AbstractThis paper evaluates previously proposed diagnostic criteria that can be used to determine whether or not there is active migration of the opal‐A to opal‐CT transition zone (TZA/CT). The criteria are based on the interpretation of 2D and 3D seismic surveys and are therefore geometrical. They involve an assessment of the relationship of the TZA/CT with polygonal fault systems, differential compaction structures and tectonic folds. The most robust evidence for an inactive ‘reaction front’ between opal‐A and opal‐CT bearing sediments is the discordance of the TZA/CT relative to present‐day isotherms.

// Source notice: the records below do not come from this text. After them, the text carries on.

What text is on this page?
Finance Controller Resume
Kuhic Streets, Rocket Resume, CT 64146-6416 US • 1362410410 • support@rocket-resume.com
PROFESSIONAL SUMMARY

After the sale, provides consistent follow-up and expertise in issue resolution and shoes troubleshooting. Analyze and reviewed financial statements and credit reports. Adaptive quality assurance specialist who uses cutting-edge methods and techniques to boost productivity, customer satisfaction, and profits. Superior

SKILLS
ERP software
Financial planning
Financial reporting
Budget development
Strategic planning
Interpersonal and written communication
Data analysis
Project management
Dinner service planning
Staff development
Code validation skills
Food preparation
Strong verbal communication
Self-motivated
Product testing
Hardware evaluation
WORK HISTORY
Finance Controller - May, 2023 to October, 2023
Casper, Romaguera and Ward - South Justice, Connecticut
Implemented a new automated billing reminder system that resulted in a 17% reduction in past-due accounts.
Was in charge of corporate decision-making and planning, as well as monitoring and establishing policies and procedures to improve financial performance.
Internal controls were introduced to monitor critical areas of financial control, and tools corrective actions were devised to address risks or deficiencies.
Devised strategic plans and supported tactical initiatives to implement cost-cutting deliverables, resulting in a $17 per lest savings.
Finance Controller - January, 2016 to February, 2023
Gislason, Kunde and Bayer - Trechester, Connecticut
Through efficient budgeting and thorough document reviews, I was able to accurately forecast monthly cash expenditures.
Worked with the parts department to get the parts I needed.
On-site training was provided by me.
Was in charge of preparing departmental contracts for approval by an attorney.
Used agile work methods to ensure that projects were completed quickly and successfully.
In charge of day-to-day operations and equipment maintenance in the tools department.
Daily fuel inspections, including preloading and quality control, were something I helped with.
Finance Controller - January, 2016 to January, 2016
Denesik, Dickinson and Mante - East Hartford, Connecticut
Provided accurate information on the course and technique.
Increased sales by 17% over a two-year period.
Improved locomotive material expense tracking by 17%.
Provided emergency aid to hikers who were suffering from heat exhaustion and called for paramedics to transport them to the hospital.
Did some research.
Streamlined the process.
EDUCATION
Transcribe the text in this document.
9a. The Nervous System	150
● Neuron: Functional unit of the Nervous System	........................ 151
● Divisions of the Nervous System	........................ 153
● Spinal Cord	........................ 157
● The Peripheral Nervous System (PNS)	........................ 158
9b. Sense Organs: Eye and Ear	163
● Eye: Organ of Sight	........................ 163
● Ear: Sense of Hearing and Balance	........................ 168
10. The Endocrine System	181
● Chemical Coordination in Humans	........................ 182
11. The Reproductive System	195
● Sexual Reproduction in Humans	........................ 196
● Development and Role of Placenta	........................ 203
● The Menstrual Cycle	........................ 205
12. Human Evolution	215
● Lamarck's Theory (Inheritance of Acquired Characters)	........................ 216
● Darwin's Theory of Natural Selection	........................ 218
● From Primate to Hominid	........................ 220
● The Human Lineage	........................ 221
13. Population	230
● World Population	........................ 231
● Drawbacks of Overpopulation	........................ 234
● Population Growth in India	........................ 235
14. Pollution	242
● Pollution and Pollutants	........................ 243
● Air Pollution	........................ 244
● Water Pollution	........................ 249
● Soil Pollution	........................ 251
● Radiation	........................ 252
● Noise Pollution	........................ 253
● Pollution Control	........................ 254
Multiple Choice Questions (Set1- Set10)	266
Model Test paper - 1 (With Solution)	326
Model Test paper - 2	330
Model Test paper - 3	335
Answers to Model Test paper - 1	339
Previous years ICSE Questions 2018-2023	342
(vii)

Any of these may be persuasive as diagnostic criteria for the upward arrest of the diagenetic transformation at a regional scale, but actual truncation of the TZA/CT at the modern seabed is definitive for arrested diagenesis. This study argues that diagenetic assessment based solely on a single criterion independently is not reliable as an indicator for the current state of a silica transition. As a conclusion, the analysed seismic/structural criteria should be synthesised to provide a more credible interpretation for silica diagenesis. The use of modern 2D and 3D seismic data for the reconstruction of the diagenetic history of opaline silica bearing sediments offers a new approach to the study of silica diagenesis at a regional scale.